School‐Level Actions
- Using the USC‐wide return to work phase system, agree on standards of activity that are appropriate to each phase with their principal investigators. Ensure that while restrictive measures are still in place, all stakeholders agree to respect these standards of activity.
- For laboratory or office‐space research: individual PIs will be asked to provide a research transition plan to gradually restore research in their research spaces. This must include a description, for each campus research phase, of what activities would be carried out and by whom, what peak personnel density are being proposed for each of their research spaces, any plans to implement shifts (while maintaining lab safety), and the necessary department or school level staff support they are assuming for each phase in their plan. This plan must adhere to specified conditions of social distancing and hygiene. A departmental plan, calibrated to the same campus research phase scale, should be developed for the usage of all shared instrumentation facilities.
- For Clinical Research: Schools have the responsibility of reviewing plans for dedicated research facilities before they can begin supporting direct contact human subjects research. Note: Clinical care facilities will have responsibility for developing and approving plans to support research in clinical spaces. IRBs will have responsibility for reviewing and approving individual protocols in either type of on‐campus facility.
- Departments (or for smaller units, schools) will appoint a faculty task force to oversee the return to work plan. The PI research transition plans will be carefully reviewed by this task force and by department chairs (or vice deans). The task force will critically review each plan and require refinements from PIs to lead to common standards of risk, protection of students and postdocs, across a department’s groups. The department chair must be able to defend the full set of plans adopted by the department.
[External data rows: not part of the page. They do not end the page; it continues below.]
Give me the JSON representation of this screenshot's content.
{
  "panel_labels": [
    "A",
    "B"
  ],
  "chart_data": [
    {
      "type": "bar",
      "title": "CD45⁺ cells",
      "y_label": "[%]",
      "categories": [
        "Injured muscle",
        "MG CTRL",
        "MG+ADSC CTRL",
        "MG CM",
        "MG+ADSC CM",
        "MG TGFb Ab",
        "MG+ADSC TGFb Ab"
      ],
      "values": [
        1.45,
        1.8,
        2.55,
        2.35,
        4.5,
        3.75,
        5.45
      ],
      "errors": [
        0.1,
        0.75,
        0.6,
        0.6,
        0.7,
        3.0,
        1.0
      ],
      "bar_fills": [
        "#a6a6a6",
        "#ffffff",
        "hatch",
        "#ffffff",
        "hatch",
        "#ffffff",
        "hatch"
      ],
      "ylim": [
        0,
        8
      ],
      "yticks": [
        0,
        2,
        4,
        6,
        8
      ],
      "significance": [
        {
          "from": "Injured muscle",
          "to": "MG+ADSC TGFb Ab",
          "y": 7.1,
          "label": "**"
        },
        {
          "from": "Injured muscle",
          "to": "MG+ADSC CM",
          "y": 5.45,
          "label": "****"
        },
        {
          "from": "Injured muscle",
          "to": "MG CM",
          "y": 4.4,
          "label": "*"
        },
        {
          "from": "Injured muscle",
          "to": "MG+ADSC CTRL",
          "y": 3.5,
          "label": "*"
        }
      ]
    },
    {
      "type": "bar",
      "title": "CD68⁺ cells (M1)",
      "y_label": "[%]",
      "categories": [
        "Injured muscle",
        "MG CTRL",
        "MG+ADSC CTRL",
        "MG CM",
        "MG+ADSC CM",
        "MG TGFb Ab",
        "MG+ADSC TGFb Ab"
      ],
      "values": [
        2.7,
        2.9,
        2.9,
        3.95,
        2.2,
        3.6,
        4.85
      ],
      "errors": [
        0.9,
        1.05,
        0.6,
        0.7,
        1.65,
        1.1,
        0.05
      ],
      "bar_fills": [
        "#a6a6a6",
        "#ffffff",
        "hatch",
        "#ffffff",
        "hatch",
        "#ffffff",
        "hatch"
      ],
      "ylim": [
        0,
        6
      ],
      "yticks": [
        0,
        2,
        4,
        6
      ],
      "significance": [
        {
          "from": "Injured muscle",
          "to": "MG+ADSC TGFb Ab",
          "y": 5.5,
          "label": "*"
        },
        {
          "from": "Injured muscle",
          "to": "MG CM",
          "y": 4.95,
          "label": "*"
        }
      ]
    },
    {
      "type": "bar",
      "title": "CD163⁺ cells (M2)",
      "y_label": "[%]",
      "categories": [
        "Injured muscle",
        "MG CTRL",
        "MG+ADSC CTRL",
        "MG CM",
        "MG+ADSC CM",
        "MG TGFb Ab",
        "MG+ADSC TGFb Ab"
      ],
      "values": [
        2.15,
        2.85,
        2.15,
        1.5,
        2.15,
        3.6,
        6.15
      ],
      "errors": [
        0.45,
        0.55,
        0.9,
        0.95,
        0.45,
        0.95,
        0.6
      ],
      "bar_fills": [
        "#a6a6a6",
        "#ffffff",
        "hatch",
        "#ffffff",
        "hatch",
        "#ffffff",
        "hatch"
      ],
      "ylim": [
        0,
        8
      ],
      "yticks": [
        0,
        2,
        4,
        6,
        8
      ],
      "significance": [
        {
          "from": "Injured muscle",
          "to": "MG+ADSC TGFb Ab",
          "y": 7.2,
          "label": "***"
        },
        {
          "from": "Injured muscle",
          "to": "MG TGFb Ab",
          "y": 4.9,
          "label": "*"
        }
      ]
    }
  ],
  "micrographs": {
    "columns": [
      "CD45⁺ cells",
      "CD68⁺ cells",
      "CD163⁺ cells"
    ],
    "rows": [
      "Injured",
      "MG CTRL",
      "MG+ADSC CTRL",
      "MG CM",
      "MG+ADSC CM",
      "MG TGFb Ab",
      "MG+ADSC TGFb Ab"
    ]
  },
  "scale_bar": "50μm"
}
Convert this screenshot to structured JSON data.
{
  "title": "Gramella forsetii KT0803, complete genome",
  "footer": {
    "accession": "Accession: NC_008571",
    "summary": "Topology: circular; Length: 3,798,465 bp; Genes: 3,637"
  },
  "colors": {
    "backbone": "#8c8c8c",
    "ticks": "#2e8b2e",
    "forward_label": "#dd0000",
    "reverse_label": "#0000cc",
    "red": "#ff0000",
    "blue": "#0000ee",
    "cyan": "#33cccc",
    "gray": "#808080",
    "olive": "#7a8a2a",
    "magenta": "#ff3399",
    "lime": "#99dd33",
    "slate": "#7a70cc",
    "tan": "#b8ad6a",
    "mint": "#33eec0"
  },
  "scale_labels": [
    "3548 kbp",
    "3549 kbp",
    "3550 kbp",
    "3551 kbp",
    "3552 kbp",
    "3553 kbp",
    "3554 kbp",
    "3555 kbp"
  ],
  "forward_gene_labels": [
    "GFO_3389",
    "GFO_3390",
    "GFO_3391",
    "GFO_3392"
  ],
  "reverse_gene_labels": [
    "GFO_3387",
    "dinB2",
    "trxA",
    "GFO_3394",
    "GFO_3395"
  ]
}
- Schools/departments will assign workplace coordinator(s) (possibly one per building) responsible for potential impact on the workplace. They will apply the research ramp‐up protocol to the specific unit/building/lab. They should meet regularly (at least monthly) with the appropriate school‐level administrator to ensure consistency across buildings/departments within a school.
- For USC doctoral trainees working in off‐site (e.g., the Buck Institute in Northern California), a research transition plan should be provided by the local supervisor for review at USC.
- Departmental research transition plans will be reviewed and discussed with the school executive vice dean/divisional dean or vice/associate dean for research. Working through the research vice/associate deans group convened by the vice president of research, finalized school‐recommended plans will be shared with and approved by the vice president of research and the provost.